Rockwell Automation has firsthand experience in helping manufacturing partners become more agile to respond to new business conditions, like those created by the coronavirus.

Rockwell helped Hengchang Machinery increase its production capacity from 150 to 500 face masks per minute. At a distillery, the challenge was to convert production lines from making alcohol to making hand sanitizer for hospitals and medical centers.

SEE: Coronavirus: Critical IT policies and tools every business needs (TechRepublic Premium)

Keith Higgins, vice president of Digital Transformation for Rockwell Automation, said that transformations like these show the power of an integrated supply chain and intelligent operations.

“When all this is over, businesses will have uncovered tools that are really productive in helping them manage their business and in planning for the next disruption,” he said.

Higgins said that the most successful digital transformation projects start with the desired business outcome and then figure out how to accomplish that.

“Lots of customers are in a stage of enlightenment with all the new data they have about their operations,” he said. “People also are starting to understand the context around that data, what machine it came from, what time of day, and what batch.”

Higgins said that analytics and machine learning are the first phase of digital transformation, and he has seen many clients start with this type of project.

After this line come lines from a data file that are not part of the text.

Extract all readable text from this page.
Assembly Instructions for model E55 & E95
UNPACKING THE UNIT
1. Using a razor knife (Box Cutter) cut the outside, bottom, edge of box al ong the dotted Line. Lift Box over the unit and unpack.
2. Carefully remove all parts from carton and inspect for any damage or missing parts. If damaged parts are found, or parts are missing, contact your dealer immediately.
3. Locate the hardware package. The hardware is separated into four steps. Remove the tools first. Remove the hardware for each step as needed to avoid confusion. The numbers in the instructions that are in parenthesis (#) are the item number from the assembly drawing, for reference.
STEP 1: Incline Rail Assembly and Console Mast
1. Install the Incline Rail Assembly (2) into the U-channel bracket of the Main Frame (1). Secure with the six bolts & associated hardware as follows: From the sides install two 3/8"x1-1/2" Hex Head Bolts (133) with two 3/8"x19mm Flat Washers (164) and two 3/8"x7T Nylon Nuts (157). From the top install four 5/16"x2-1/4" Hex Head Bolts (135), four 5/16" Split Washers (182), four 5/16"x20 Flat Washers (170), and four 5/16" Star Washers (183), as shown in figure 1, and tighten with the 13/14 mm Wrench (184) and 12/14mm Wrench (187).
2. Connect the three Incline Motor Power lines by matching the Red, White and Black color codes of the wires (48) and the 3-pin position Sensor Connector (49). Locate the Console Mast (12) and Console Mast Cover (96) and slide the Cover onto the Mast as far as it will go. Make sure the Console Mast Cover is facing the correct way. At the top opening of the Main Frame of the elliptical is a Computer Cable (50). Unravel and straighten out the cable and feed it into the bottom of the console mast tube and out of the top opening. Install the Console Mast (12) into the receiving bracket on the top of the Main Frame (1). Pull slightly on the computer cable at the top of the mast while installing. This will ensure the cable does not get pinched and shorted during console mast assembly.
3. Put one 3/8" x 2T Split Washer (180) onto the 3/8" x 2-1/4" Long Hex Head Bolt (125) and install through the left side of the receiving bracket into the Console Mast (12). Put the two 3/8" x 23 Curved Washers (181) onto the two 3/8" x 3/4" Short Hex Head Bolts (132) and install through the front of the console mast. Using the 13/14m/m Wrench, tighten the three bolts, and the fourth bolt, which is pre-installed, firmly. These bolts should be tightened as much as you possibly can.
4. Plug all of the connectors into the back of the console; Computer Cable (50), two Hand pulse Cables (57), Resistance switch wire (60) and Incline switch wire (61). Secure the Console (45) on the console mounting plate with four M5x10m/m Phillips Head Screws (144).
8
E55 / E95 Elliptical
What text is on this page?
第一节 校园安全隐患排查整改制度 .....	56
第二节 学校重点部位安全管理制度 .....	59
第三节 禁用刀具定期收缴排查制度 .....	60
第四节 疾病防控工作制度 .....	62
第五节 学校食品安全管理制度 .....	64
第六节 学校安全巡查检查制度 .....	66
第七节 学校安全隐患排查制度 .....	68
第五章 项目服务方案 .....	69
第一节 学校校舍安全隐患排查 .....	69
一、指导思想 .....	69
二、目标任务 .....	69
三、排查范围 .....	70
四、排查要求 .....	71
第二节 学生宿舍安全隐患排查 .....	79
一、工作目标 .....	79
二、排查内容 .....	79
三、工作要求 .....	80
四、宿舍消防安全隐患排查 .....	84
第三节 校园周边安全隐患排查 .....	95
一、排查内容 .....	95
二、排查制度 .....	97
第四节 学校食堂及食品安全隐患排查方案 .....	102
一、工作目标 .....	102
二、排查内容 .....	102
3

A new report from Nokia and ABI Research, “Digitalization and 4G/5G in Manufacturing” found that manufacturers are looking to digital transformation projects to modernize operations and reduce downtime. Survey respondents listed these top buying priorities over the next three years:

  • Machine/equipment automation upgrades 47%
  • Industrial Internet of Things (IIoT) initiatives (sensors, devices, IoT platforms) 41%
  • Cybersecurity 39%
  • Cloud infrastructure (public, private, hybrid) 37%

The report included the business priorities for digitization projects for each sector:

  • Automotive: More likely to be concerned with increasing capacity, flexibility, and traceability
  • Consumer goods: Downtime and efficiency are highest concerns
  • Machinery: Addressing aging infrastructure, quality goals, increasing capacity, and reporting capabilities

Many areas such as augmented reality, data analytics and artificial intelligence (AI), robotics, and material handling systems upgrades go hand in hand. The survey was conducted in late 2019 and included 602 manufacturing directors and plant managers at automotive, consumer goods, and machinery companies in the US, Germany, Japan, China, India, Australia, the UK, Canada, and France.

Integrating IT and OT operations

Higgins said that companies that are serious about digital transformation have to get information technology and operational technology (OT) departments working more closely together. Companies need a team with a budget and members from IT and OT departments to identify the best candidates for automation.

“There’s valuable data in the OT domain, in the manufacturing lines and in the plant but all the analytical tools are in the IT domain,” he said.

Connecting manufacturing execution systems with ERP systems and supply chain management tools can make it easier for companies to respond to a change in demand.

“Manufacturers need more agility to change lines over and make respirators instead of automobile parts,” he said.

GE Healthcare used Vuforia Expert Capture to accelerate ventilator production training for 300 employees. The augmented reality platform allows an employee to record a first-person implementation of a procedure by using an AR headset. AR platforms can capture institutional knowledge from older employers getting ready to retire and help new employees get up to speed quickly.

“You can create and annotate an AR experience, and it can be published and other employees can see it,” Higgins said.

In 2018, Rockwell Automation invested $1 billion into PTC, a Boston firm that built ThingWorx, an industrial IoT platform, and Vuforia Expert Capture.

PTC is offering Vuforia Chalk–another augmented reality service–for free during the pandemic. This augmented reality service allows an onsite employee to conduct a video call with an off-site person for help with maintenance and repairs. Each person can draw on the screen to highlight a particular control or a sequence of actions.

Augmented reality platforms can be an easy entry point for manufacturers that want to start the digital transformation process, Higgins said.

“Simple tools like augmented reality have a short time to activate,” Higgins said.

Digital transformation infrastructure

Higgins said that agile manufacturing requires the ability to design and test a product virtually using digital twins and a digital thread, a communication framework that allows a connected data flow and integrated view of the asset’s data.

Emulate 3D, a company recently acquired by Rockwell, creates virtual reality versions of production lines.

“You need that kind of modeling to make sure as you plan changes that nothing breaks and everything integrates with existing technologies,” he said.

Rockwell has acquired seven companies over the last four years to expand its automation portfolio, including MESTech, a digital solutions consulting, and systems integration services firm, and Emulate3D, a software developer for simulating and emulating industrial automation systems.

Higgins said that most companies are likely in a holding pattern for any big decisions. For companies that are still moving forward with digitization projects, asset management and overall equipment effectiveness are two good places to start.

Vuphoria Expert Capture is an augmented reality platform that allows an employee to record a procedure by using an AR headset and share it with other employees.